May 15, 2026

Why ChatGPT and other AIs opt for nuclear escalation in war simulations: the chatbot study

A growing number of governments are integrating models artificial intelligence in intelligence analysis, strategic planning and support military decisions. The problem, however, is that we still have a limited understanding of how these systems strategize in crisis contexts.

To investigate this aspect, Kenneth Payne, professor of strategy at King’s College London, has simulated a nuclear crisis scenario by interacting three of the most advanced models: Claude, ChatGPT and Gemini. Each system has developed different strategic approaches, but with a common element: no AI has ever chosen to de-escalate the conflict or give up, even going so far as to propose the nuclear war as a solution.

This study is currently in pre-printthat is, it has not yet completed the entire review process by the scientific community. The conclusions, therefore, may not be definitive, but they indicate dynamics potentially relevant to the use of these systems in real decision-making contexts. Let’s see how it was structured, what strategies the models implemented and how they chose to use nuclear weapons.

How the study on AI war strategies was structured

To try to understand how AI models structure war strategies, Professor Kenneth Payne of King’s College London built a simulation with seven different scenarios of crisis and made three of the most advanced models “challenge” each other: Claude Sonnet 4 of Anthropic, GPT-5.2 of OpenAI e Gemini 3 Flash by Google.

Scenarios included competitions for strategic resources, territorial stalemates, and even a regime crisis. In all these scenarios the models played the leaders of two nuclear powers fictional, partially inspired by the United States and the Soviet Union during the Cold War.

The simulation was structured on 21 games in total, divided between:

with expirationin which the turn limit (12, 15 or 20) was explicitly communicated to the models;
without expirationin which the models did not know when it would end, but with a maximum duration of 40 turns.

A game ended when the maximum turn limit was reached, when one of the models accumulated a sufficiently large territorial advantage or chose to surrender, or when both simultaneously chose all-out nuclear war.

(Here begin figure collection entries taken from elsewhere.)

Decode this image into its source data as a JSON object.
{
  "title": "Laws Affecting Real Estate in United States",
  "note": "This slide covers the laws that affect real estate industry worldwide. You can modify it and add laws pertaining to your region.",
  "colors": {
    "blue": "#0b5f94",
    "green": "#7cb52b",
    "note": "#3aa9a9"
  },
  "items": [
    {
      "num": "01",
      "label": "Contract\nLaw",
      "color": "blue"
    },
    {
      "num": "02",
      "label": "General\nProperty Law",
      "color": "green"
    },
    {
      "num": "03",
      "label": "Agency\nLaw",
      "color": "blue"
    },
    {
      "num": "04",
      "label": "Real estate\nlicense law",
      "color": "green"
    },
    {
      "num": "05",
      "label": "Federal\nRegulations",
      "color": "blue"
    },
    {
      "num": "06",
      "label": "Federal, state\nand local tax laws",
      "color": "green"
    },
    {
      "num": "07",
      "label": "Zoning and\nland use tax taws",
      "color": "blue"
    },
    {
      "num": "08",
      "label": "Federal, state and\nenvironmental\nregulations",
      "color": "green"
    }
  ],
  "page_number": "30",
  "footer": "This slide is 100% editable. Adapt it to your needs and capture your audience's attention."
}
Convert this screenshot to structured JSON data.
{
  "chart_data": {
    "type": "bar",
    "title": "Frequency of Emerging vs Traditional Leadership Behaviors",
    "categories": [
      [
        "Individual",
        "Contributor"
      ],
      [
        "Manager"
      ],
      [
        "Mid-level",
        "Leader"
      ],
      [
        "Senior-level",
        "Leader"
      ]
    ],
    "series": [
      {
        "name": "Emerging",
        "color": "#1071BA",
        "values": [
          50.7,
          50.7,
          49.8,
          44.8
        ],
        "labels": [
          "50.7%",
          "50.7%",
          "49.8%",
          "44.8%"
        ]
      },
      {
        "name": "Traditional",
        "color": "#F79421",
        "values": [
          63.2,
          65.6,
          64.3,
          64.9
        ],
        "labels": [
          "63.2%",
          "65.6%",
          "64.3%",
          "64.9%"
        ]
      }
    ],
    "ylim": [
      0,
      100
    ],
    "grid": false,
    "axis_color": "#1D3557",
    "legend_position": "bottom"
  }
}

Claude is calculating, ChatGPT is moderate but gets atomic, and Gemini is unpredictable

To explore the strategic capabilities of the models, Payne introduced two key elements. On the one hand, it imposed simultaneous decisions: each model had to choose its own move without knowing that of the opponent, and was therefore forced to formulate predictions about the strategies of others. On the other hand, it has structured each turn into three phases: evaluation, public statement and action. In the first phase, the models analyzed the situation, estimated the reliability of the opponent and anticipated his moves; this was then followed by a public declaration (not necessarily truthful) of one’s intentions and concrete action. The available actions ranged from diplomatic protests formal until nuclear war total. The AIs also had eight de-escalation options, from symbolic concession until complete surrender.

In this context, each model has developed a very different strategic approach:

Claude has adopted a strategy “calculated”: built credibility by maintaining consistency between statements and actions in 84% of low-voltage cases, and then acted significantly more aggressively with respect to their statements as tension increased;
ChatGPT he kept a moderate profile both in declarations and in actions in “no deadline” matches, systematically losing. In those “with expiration”, however, it has hit with violence in the last available round, often ensuring victory;
Gemini adopted a strategy different from both: theconscious unpredictability. It oscillated between being moderate and extreme aggression with no discernible pattern.

These differences were reflected in the results:

Claude won the 100% of the matches without expiration but only the 33% of those with expirationfor a total of 8 games won;
ChatGPT he did the opposite: he won 0% of those without expirationand the 75% of those with expirationfor a total of 6 games won;
Gemini, instead, it has won only 4 games on all those plays.

All models choose escalation even if it leads to nuclear war

Beyond the differences between the strategies, a common element emerged among all the models: systematics preference for escalation. The eight available de-escalation options have never been used by any model, in any game.

This result is particularly evident in the use of nuclear power. In every scenario at least one of the parties has declared its intention to use atomic weaponsand in 95% of cases the declaration was mutual. Actual use of atomic weapons ranged between 64% and 86% of simulations depending on the model, while strategic threats of large-scale nuclear attacks ranged between 29% and 64%. Furthermore, these threats they rarely worked as a deterrent: When a model employed nuclear weapons, the adversary decreased the intensity of the attack only 25% of the time. More often a dynamic of counter-escalationwhich could go as far as nuclear war.

These results I am difficult to ignorebecause, although no government is already handing over its nuclear codes to an artificial intelligence system, systems similar to those tested are already used in intelligence analysis, strategic planning and military decision support. Without an in-depth understanding of the mechanisms that guide strategies, the risk is to integrate systems into decision-making processes that amplify escalation without understanding its severity.

Alexander Marchall

Alexander Marchall is a distinguished journalist with over 15 years of experience in the realm of international media. A graduate of the Columbia School of Journalism, Alex has a fervent passion for global affairs and geopolitics. Prior to founding The Journal, he contributed his expertise to several leading publications.